5. Not protecting web appliances- This was a shaky article, but I like the identification of three levels to protect when it comes to web servers: the host (OS), the server infrastructure (IIS/Apache I believe he meant), and the web application. The host and the infrastructure or no-brainers, really. The web app is the dicey part. In my experience, infrastructure (network and sysadmin roles) is not married with application development, in fact, these teams tend to work in opposition to each other.

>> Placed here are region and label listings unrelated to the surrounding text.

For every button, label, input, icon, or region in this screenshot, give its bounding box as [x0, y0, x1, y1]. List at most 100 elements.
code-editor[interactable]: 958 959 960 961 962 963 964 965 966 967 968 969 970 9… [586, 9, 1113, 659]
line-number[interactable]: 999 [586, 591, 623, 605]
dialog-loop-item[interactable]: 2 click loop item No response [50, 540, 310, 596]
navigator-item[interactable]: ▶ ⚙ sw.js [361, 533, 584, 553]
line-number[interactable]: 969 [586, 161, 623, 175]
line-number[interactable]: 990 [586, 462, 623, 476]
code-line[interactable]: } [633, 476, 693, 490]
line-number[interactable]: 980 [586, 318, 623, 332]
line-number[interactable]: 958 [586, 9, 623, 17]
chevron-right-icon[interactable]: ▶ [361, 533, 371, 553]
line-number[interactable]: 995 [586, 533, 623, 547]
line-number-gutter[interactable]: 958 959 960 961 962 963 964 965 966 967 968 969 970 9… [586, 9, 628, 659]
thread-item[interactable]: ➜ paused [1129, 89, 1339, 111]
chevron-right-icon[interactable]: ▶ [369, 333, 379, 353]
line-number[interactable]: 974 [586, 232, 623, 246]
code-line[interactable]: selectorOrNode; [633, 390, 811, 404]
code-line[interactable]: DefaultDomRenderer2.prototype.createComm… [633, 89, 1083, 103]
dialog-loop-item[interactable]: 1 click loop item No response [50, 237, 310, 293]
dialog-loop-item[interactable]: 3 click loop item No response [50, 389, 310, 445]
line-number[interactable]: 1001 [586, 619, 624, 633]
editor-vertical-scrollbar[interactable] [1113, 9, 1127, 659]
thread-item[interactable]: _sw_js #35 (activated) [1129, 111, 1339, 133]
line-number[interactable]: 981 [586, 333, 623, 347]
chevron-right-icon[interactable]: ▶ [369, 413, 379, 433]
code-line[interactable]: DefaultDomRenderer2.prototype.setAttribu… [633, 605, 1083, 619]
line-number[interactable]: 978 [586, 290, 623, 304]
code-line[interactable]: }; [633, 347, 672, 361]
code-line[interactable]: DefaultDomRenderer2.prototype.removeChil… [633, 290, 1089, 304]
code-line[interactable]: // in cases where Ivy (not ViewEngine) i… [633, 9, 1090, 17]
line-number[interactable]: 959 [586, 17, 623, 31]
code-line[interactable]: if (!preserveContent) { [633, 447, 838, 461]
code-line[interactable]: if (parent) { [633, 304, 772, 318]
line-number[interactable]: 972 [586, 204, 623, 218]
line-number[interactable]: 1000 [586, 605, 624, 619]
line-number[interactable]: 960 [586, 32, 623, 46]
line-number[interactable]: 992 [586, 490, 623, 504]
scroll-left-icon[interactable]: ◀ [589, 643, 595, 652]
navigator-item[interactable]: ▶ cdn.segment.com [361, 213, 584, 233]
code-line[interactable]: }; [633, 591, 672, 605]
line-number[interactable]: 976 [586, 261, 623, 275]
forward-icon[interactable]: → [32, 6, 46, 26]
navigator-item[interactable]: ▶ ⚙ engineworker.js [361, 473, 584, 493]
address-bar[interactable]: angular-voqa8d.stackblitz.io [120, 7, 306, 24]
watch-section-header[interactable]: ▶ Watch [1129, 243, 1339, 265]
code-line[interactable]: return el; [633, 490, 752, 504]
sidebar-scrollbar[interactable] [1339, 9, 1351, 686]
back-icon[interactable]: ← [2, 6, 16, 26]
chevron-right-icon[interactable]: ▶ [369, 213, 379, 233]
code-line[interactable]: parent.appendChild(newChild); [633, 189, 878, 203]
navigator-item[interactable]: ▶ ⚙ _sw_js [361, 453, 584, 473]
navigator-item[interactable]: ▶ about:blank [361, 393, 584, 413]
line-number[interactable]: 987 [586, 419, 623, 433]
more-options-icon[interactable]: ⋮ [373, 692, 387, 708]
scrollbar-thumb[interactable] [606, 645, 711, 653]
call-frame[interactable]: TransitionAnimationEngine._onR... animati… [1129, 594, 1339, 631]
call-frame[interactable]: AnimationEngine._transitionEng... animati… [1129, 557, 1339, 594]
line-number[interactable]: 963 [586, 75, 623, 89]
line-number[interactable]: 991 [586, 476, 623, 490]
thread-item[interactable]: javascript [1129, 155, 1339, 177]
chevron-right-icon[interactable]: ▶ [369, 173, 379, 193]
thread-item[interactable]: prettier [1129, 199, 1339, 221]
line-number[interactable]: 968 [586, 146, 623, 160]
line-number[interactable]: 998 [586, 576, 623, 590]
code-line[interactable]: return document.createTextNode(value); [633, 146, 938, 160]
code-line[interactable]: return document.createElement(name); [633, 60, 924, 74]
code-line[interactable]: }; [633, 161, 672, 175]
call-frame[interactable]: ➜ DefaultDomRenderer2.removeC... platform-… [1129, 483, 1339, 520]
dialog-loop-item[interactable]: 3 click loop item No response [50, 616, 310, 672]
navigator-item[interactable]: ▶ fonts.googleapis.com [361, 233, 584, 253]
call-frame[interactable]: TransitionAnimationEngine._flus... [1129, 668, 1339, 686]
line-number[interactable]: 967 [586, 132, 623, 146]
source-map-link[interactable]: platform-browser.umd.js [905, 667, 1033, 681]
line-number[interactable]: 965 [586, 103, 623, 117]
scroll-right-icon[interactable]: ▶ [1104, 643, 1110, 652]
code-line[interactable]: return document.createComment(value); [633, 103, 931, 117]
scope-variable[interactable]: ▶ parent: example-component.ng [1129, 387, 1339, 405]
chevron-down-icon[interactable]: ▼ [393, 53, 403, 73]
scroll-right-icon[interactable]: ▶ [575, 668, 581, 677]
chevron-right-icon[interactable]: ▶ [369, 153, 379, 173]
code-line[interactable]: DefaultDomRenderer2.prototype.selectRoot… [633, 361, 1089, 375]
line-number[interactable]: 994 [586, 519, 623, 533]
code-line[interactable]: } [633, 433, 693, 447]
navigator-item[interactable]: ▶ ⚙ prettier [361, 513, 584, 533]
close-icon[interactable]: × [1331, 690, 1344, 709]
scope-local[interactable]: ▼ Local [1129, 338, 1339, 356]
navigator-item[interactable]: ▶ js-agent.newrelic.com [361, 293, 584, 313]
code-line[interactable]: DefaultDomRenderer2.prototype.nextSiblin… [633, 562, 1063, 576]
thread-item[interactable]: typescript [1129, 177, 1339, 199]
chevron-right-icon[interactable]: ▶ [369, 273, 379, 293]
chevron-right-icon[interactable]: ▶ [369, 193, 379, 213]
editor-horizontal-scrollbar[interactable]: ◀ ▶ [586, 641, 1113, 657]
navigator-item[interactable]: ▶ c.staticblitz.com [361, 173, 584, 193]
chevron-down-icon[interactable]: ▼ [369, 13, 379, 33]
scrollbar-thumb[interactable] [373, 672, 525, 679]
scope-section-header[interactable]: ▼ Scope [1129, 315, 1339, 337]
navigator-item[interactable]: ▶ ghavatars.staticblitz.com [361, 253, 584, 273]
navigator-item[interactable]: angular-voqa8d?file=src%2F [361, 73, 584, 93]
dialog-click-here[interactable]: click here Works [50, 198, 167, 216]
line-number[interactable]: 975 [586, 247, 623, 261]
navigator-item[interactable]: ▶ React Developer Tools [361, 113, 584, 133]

Likewise, security tends to fall in the middle somewhere. Infrastructure may bring it up and even test it, but typically we are hands-off when it actually comes to code changes. Whenever talking about web site security strategies from an infrastructure viewpoint, defense in depth must always be used. Assume there will be vulnerabilities in the web app, and plan to mitigate them. If development and infrastructure work well together, it will be a cold day in hell... :(
6. Buying products with the most bells and whistles- This is an interesting item, and I think is a product of poor training, lack of time to make accurate assessments and decisions in the face of sales propoganda, and lack of having a security architecture or plan. Sadly, I often hear about how appliances are purchased and forced into an environment because some senior manager read about it in a magazine and demanded it, all without truly evaluating the needs, the best solutions, or determining if there is a need for more staff to properly manage. A spiffy buzzword logging device is useless if no one is looking at the log reports or investigating the reported issues.